Ma la grandezza dei pensieri di Peppino e il motivo per cui è oggi quanto mai necessario leggerli, è che aiutano a non rimanere soffocati in questo circolo vizioso.
L’errore più grave oggi, per la Calabria, per l’Italia, per il Mondo, è cedere, per sconforto o per disorientamento, al fascino dell’anti-politica.
Peppino lo dice chiaramente: se l’uomo non si unisce in un corpo sociale collettivo capace di dare voce a ingiustizie e diseguaglianze, il suo destino più probabile è quello di servo di poteri indiscutibili e arroganti.
Unire la propria vita, la propria rabbia, le proprie speranze ad altri significa costruire partecipazione sociale, significa fare politica.

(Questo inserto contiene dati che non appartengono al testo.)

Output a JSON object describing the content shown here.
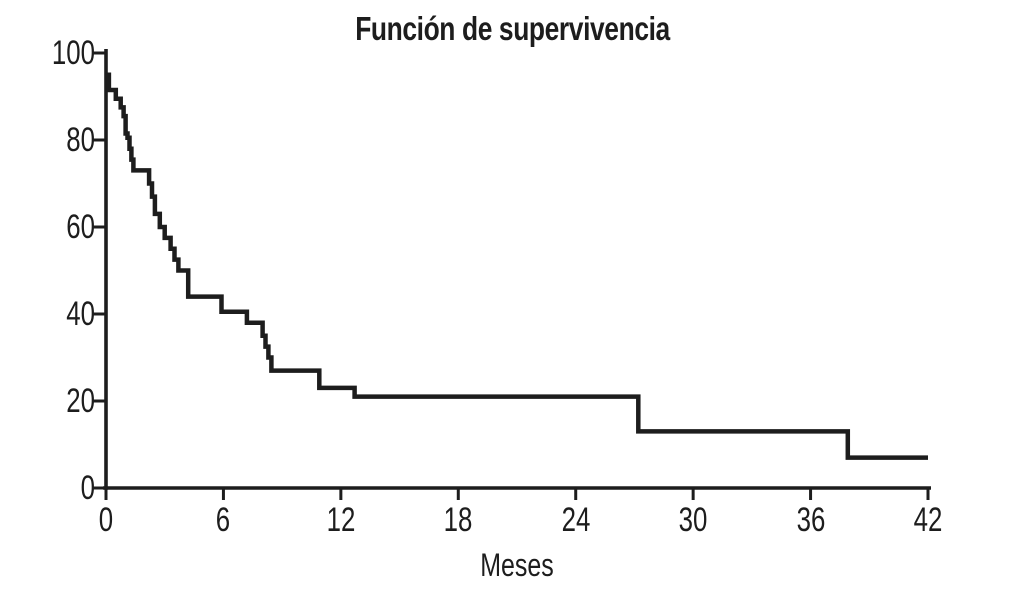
{
  "page": {
    "background": "#ffffff",
    "ink_color": "#1d1d1d"
  },
  "chart_data": {
    "type": "line",
    "subtype": "kaplan-meier-step",
    "title": "Función de supervivencia",
    "xlabel": "Meses",
    "ylabel": "",
    "xlim": [
      0,
      42
    ],
    "ylim": [
      0,
      100
    ],
    "x_ticks": [
      0,
      6,
      12,
      18,
      24,
      30,
      36,
      42
    ],
    "y_ticks": [
      0,
      20,
      40,
      60,
      80,
      100
    ],
    "grid": false,
    "legend": false,
    "series": [
      {
        "name": "Función de supervivencia",
        "color": "#1d1d1d",
        "step_points": [
          [
            0,
            95
          ],
          [
            0.15,
            91.5
          ],
          [
            0.5,
            89.5
          ],
          [
            0.75,
            87.5
          ],
          [
            0.9,
            85.5
          ],
          [
            1.0,
            81.5
          ],
          [
            1.1,
            80.5
          ],
          [
            1.2,
            78
          ],
          [
            1.3,
            75.5
          ],
          [
            1.4,
            73
          ],
          [
            2.2,
            70
          ],
          [
            2.35,
            67
          ],
          [
            2.5,
            63
          ],
          [
            2.75,
            60
          ],
          [
            3.0,
            57.5
          ],
          [
            3.3,
            55
          ],
          [
            3.5,
            52.5
          ],
          [
            3.7,
            50
          ],
          [
            4.2,
            44
          ],
          [
            5.9,
            40.5
          ],
          [
            7.2,
            38
          ],
          [
            8.0,
            35
          ],
          [
            8.15,
            32.5
          ],
          [
            8.3,
            30
          ],
          [
            8.45,
            27
          ],
          [
            10.9,
            23
          ],
          [
            12.7,
            21
          ],
          [
            27.2,
            13
          ],
          [
            37.9,
            7
          ]
        ],
        "end_x": 42
      }
    ]
  }
}
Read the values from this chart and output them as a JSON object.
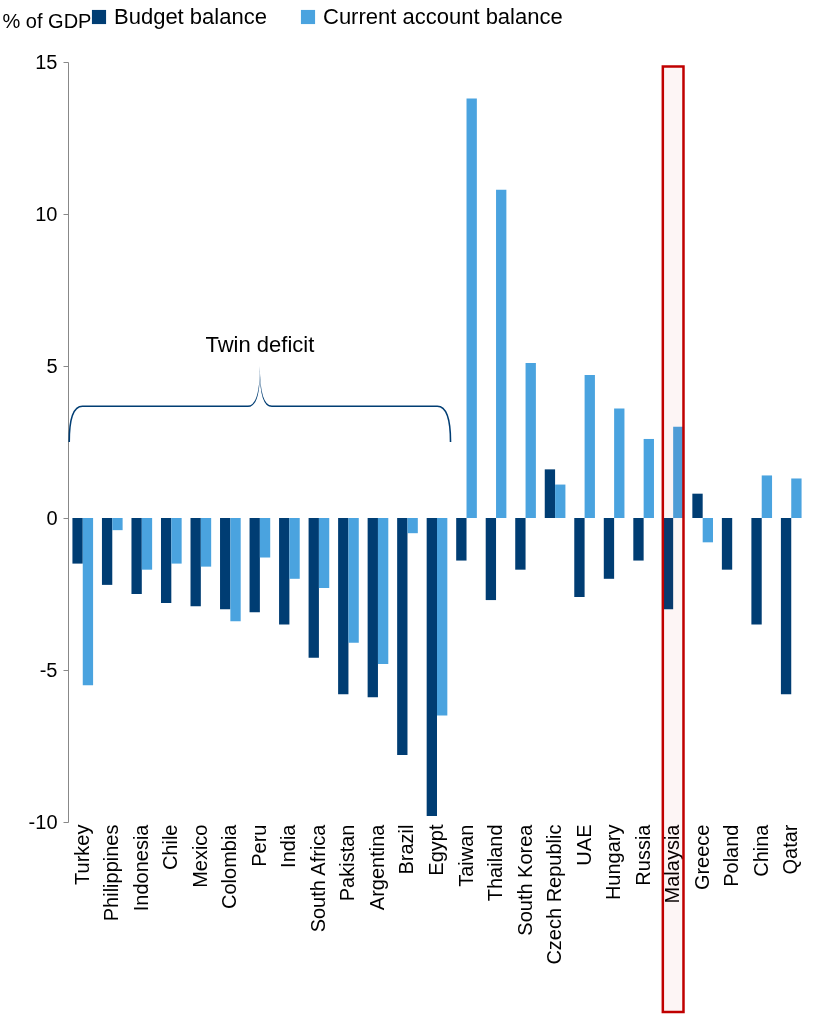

Il pensiero comune largamente condiviso che avvicina il politico al mafioso, non deve trasformarsi nel rifiuto dell’azione politica, perché altrimenti non fa che aiutare l’alleanza già storicamente forte tra mafia e politica.
Per aiutare tutti a trovare la forza e il coraggio di generare partecipazione, al di là e insieme alle differenze di ognuno, Peppino ha scelto di lasciare a tutti noi questo diario di vita, anzi di vite.
Come se volesse invitarci a camminare ancora tutti insieme.
Un invito a cui sta noi ora decidere cosa rispondere.